NYSE Liffe U.S. began trading in futures contracts based on the Depository Trust & Clearing Corp. repurchase agreement indexes to enhance dealers ability to hedge short-term interest rates.
The futures contracts, which began today, track movements in the $400 billion market for general collateral finance repurchase agreements using three DTCC GCF Repo indices. Changes in repo rates affect dealers financing costs, which use them to finance debt holdings as well as to increase leverage.
The scandal impairing confidence in the London interbank offered rate, a benchmark for $360 trillion in securities, may help drive demand for the futures.

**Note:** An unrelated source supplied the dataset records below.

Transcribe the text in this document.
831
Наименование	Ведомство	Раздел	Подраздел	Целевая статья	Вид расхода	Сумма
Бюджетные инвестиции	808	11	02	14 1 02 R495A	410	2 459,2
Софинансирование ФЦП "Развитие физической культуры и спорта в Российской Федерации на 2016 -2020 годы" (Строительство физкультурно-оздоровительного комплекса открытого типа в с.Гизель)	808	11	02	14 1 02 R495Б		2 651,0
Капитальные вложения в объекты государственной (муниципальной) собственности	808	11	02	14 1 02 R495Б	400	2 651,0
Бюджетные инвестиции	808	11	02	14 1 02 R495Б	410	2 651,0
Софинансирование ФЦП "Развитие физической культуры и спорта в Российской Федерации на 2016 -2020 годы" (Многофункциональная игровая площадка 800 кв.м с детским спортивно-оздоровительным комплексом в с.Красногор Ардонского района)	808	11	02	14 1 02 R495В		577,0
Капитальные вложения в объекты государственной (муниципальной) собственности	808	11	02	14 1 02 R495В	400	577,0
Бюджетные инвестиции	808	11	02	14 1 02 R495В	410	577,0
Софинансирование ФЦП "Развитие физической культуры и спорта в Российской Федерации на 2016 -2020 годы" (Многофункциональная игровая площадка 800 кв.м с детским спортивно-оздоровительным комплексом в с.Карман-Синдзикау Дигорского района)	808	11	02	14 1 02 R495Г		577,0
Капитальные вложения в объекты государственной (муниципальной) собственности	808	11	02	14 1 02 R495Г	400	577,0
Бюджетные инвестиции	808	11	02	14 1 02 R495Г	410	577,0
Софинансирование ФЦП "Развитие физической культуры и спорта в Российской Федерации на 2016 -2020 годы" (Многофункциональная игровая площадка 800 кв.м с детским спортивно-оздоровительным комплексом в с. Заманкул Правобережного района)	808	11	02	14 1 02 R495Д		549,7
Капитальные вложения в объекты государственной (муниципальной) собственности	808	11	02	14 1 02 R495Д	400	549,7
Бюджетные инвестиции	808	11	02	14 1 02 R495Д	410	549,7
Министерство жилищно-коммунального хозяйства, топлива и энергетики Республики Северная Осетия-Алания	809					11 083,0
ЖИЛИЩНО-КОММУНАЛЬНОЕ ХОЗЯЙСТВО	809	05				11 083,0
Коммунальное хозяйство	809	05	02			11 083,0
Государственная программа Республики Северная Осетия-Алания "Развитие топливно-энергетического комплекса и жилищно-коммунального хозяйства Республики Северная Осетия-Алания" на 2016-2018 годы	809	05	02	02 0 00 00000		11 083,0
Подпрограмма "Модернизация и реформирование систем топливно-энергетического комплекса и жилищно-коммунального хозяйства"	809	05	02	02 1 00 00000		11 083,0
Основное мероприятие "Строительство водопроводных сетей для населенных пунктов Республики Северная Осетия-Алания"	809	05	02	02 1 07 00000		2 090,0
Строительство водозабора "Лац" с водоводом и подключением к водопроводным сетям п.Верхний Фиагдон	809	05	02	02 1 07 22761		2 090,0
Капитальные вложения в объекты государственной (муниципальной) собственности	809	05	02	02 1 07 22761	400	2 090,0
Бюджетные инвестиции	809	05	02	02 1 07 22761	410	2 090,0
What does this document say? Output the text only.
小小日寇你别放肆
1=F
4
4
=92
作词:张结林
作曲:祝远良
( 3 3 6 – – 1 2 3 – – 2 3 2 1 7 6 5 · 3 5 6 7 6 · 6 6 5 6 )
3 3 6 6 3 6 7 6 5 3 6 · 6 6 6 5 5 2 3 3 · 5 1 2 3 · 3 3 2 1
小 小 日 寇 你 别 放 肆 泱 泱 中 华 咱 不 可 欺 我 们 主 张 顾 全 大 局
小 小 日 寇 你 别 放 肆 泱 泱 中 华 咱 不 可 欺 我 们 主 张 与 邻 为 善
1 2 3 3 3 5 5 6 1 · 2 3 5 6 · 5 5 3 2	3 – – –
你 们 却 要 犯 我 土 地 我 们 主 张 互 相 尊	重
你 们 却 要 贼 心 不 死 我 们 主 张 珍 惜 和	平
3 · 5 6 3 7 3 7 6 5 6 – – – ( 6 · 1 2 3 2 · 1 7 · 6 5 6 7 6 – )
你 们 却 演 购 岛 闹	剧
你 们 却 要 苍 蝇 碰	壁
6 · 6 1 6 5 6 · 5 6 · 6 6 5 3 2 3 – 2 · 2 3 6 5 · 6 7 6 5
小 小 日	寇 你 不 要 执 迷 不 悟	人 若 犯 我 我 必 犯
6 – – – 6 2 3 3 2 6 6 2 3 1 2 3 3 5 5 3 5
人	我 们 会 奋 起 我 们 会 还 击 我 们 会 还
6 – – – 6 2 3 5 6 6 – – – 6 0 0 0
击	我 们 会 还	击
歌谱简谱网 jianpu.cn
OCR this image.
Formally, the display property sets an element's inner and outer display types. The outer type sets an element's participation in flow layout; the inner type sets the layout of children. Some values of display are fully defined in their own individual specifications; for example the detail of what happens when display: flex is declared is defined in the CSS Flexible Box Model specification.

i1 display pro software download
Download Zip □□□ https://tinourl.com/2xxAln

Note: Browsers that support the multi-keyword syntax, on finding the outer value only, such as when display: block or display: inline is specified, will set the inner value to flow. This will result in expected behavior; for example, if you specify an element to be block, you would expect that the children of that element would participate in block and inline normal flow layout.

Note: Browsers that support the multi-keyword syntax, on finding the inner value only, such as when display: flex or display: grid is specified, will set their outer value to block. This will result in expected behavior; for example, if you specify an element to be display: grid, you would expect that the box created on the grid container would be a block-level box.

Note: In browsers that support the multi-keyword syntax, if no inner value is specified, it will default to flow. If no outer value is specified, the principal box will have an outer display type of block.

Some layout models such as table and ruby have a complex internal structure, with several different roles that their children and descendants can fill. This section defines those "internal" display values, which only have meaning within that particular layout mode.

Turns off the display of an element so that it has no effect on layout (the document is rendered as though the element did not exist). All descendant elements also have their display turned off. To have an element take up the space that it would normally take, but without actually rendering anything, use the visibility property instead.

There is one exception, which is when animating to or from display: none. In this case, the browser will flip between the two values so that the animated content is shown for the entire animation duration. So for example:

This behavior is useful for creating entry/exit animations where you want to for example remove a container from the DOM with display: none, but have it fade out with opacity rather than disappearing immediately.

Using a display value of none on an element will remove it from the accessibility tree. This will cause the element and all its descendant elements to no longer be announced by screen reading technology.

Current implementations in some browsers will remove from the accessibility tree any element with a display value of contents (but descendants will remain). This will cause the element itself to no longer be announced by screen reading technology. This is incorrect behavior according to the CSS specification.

Libor’s reputation has been dented by Barclays Plc (BARC)’s admission that it submitted false Libor rates. Other banks have lowballed submissions, according to testimony before British lawmakers this month week from Robert Diamond, who resigned as chief executive officer after Barclays was fined 290 million pounds ($451 million) in the scandal.
“The new repo futures will be met with strong interest,” Brian Smedley, a strategist in New York at Bank of America Corp., said in a telephone interview on July 9. “It will be attractive for both those who need funding, like hedge funds or dealers, and want to hedge as well as from investors. Repo is certainly one of the most important money market rates.”
In a repurchase, or repo, agreement, U.S. government securities are exchanged for cash, with the debt held as collateral for the loan. Dealers agree to repurchase the securities at a later date and cash is sent back to the lender.
The average rate for borrowing and lending Treasuries for one day through repurchase, or repo, agreements, climbed to a 22-month high of 0.297 percent July 2, up from minus 0.001 percent on Dec. 30, the DTCC index shows. The measure was 0.207 percent on July 13.
In a general collateral repo transaction, the lender of funds is willing to accept a variety of Treasury, mortgage- backed securities or agency collateral.
The NYSE Liffe U.S., a unit of NYSE Euronext, is listing 30-day contracts for 24 consecutive months based on DTCC’s repo index for Treasuries, agencies and agency MBS. The New York- based DTCC’s Fixed Income Clearing Corporation processes more than $3 trillion in repos each day.
GCF repo, a fraction of the $5.5 trillion repo market, was introduced in 1998 by DTCC’s Fixed Income Clearing Corp. unit with JPMorgan Chase & Co. and Bank of New York Mellon Corp., the clearing banks that function as the agent and collateral holder in tri-party repo transactions.
Trading in the repo futures may reach 500,000 contracts a day, Citigroup Inc. analysts Neela Gollapudi and Timothy Chung wrote in a July 6 note to clients. “We would not be surprised if it takes several quarters to several years” to get to that level, they said.
In March 2011, the NYSE Liffe U.S. began offering futures trading for Eurodollar contracts, as part of an overall effort to take on CME Group Inc. (CME), the world’s largest futures exchange. Eurodollar futures have historically been one of CME Group’s most-traded interest-rate products.
CME Group Inc. still has the most-popular interest-rate future in the Eurodollar, even as trading volume in the first quarter fell 19.2 percent from a year earlier, according to statistics compiled by the Futures Industry Association, an industry trade and lobbying group. The contract tracks interest- rate movements over three months and settles against Libor.